Welcome To Tentertainment
Tentertainment of Stoke Travel, always a blast! The big question is: “My tent or yours?” Probably yours because I don’t have one.
After a long 18 hour trip from Barcelona, all you really want to do is put your bag down, have a shower and then come back and have a quick nap before the beer chugging/skulling begins. But what do you do when you come back from your much-needed shower and realize that you don’t know where your tent is?! And by this I don’t mean, I can’t find my tent because I’m in the wrong location, I mean someone literally picked up my tent and moved it elsewhere! At least they had the decency to leave my bag in the wet and flattened grass exactly where the tent used to be; What kind gents, they are!
Or what if you’re trying to take a chick back to your tent only to discover that someone else has already been there; and by the looks of the (not just one, but three) used condoms appropriately placed right near the deflated mattress, do you tell the girl they aren’t yours?
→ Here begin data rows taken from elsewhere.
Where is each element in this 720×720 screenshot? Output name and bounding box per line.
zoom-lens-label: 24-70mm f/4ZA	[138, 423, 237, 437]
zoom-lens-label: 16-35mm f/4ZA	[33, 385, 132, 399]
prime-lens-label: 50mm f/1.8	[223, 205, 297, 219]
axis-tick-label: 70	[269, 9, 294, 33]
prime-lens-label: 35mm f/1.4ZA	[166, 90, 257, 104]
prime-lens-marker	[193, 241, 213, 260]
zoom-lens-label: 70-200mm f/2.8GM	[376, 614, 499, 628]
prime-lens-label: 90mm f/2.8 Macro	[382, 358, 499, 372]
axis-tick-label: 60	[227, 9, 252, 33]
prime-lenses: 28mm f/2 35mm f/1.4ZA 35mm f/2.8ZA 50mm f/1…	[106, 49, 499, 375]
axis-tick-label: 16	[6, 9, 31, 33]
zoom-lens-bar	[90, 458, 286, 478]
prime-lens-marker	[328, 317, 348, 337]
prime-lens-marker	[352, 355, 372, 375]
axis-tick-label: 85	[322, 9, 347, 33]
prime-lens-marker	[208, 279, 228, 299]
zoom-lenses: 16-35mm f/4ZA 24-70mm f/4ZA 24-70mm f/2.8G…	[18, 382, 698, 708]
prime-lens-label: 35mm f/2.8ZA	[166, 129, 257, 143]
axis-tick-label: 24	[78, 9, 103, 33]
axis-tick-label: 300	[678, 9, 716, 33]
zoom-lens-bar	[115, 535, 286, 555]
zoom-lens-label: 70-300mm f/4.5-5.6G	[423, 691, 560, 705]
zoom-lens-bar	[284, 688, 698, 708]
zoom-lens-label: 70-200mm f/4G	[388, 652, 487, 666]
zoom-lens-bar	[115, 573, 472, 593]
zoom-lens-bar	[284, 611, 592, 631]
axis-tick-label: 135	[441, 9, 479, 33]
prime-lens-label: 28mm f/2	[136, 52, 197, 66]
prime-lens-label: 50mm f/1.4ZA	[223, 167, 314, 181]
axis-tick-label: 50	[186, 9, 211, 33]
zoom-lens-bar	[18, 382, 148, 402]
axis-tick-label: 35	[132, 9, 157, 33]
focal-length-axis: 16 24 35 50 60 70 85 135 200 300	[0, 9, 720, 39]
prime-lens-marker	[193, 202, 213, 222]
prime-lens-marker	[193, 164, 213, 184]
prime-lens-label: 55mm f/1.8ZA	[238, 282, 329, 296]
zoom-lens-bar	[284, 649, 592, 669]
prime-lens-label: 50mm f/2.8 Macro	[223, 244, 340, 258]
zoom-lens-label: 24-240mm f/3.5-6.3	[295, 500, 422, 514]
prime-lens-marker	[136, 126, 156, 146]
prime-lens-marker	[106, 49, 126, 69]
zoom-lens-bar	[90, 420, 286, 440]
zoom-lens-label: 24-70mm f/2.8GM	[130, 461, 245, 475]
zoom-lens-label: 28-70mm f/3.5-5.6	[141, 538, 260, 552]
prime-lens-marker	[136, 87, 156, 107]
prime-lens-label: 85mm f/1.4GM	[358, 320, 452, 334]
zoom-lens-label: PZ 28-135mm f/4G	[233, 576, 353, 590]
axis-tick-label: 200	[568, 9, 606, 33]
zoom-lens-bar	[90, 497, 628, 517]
But then again, who wouldn’t want to claim a 3-in-1 go tentsation-session!?
And a word to the wise: It’s best not to tell your nightly visitors where exactly your tent is (or maybe you should blindfold them before leading them there) because come the following night when you’re on to your next number, you might be in a pickle situation.
Oh Springfest, what a menace you are! And it’s only just the beginning.